The government also argued that the “social costs of invalidating the statute are obvious,” focusing that claim on the fact that many of the performers in the adult entertainment industry are “young.”
“Despite the documented fact that the sex industry caters to a preference for young models, the panel held that the government can no longer require commercial pornography producers to verify that sexual performers depicted in images of actual sexually explicit conduct are adults.”
Attorney Reed Lee, a member of the Free Speech Coalition’s legal team that challenged the constitutionality of 2257 in a separate case, told XBIZ that the government’s petition appears to ignore facets of both the lead opinion written by Judge Cornelia G. Kennedy and the separate, concurring opinion written by Judge Karen Nelson Moore.
“The government’s argument is curious, because it takes a very restrictive view of what the two opinions held,” Lee said. “It assumes that the over-inclusiveness that the court found was that 2257 cannot reach private materials. Almost all of the government’s brief is written such that was the only reason the court struck down the statute — and it’s not the only reason.”

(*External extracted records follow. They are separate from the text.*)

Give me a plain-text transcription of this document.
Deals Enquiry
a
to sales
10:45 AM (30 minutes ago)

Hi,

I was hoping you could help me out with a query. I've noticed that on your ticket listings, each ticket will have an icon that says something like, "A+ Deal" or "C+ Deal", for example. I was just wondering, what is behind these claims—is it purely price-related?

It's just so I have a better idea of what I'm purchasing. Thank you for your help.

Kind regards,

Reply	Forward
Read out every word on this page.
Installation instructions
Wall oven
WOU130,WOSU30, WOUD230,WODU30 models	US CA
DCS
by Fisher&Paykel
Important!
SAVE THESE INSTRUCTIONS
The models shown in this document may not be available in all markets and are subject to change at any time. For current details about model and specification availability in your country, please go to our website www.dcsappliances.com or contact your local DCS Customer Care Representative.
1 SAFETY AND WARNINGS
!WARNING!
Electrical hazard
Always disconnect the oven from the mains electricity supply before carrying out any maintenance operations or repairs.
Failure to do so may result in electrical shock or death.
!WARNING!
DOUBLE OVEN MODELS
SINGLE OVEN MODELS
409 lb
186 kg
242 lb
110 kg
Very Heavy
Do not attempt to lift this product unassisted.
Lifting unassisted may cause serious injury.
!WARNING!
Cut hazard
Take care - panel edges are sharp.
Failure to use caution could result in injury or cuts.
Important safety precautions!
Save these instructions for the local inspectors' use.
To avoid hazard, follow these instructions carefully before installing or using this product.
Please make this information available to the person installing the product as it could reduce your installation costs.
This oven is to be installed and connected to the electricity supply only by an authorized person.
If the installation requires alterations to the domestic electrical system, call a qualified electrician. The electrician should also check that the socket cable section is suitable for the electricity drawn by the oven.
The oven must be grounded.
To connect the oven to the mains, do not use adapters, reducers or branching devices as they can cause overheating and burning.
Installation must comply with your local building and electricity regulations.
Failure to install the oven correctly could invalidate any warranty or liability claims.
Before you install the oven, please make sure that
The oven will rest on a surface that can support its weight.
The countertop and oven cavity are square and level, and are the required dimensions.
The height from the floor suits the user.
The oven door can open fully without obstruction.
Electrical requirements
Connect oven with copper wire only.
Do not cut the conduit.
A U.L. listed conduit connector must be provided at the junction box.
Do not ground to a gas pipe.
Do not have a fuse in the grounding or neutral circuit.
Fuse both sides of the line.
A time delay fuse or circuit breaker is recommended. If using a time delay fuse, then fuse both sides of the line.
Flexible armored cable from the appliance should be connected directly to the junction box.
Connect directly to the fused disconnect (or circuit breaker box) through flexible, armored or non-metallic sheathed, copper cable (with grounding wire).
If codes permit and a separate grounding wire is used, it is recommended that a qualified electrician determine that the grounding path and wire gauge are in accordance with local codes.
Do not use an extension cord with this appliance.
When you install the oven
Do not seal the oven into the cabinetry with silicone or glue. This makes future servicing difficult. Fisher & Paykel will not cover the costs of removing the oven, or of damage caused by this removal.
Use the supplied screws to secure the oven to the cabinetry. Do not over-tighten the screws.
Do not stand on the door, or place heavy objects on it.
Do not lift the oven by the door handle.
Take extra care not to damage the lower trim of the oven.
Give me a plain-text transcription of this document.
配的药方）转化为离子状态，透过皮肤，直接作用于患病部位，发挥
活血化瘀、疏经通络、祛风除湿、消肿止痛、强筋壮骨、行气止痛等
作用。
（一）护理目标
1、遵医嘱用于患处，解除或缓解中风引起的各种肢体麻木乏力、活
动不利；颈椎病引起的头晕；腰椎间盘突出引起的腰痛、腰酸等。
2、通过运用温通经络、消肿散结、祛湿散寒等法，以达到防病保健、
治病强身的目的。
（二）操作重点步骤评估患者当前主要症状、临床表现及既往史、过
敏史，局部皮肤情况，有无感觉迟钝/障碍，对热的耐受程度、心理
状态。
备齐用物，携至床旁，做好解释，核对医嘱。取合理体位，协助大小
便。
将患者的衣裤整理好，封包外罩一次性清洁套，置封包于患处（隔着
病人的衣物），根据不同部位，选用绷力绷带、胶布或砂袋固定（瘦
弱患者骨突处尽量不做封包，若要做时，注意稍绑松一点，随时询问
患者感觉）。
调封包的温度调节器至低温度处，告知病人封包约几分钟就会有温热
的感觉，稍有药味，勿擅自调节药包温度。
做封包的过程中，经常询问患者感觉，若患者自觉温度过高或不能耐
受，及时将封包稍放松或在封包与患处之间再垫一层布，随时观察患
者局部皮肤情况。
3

Lee noted that the statute reaches “a lot of material that is not child pornography” — not only privately produced, non-commercial material, but legitimate commercial adult entertainment, as well.
“The government’s petition never addresses that point,” Lee said.
Lee also termed the government’s use of the term ‘young’ “frustrating in a very typical way.”
“They are blurring the distinction between being ‘young’ and being a ‘minor’ intentionally, to blunt that distinction,” Lee said. “The use of ‘young’ is a rhetorical move that goes back to the Meese Commission. ‘The industry likes using young-looking models, therefore we need 2257,’ is the basic gist of the argument.”
Lee said that the weakness of the government’s argument may be good news for the adult industry, and for Connection Distributing, the plaintiff in the 6th Circuit case.
“If this is really the strongest case the government can make, it could be a good sign,” Lee said.
Asked what the odds are that the government’s request for a rehearing will be granted, Lee quipped that “the odds are considerably better than the government’s flawed petition,” because the court’s decision struck down a federal statute that previously had been upheld by other courts.
Lee also noted that the lead opinion in the case “takes a slightly different approach than does the partial concurring opinion,” and said that “some judges on the circuit might want to take it en banc and take it closer to Judge Moore’s analysis.”
Lee said that should the rehearing be granted, “the FSC will be there with an amicus curiae [‘friend of the court’] brief,” arguing in support of Connection’s attorney J. Michael Murray’s position.
Ultimately, Lee predicted, legal challenges to 2257 will prevail — and then work on a more sensible approach to the issues that 2257 is supposed to address can be crafted.
“We’ll get it tossed out, root and branch, and then we’ll start over,” Lee said. “Then we can talk about sensible regulations; we don’t want minors in our content, either. If regulation can be done similar to what is required of employers where I-9 [employment eligibility verification] forms are concerned — where it is not a five-year criminal penalty but a civil penalty only after an attempt to get compliance — I think we could live with that.”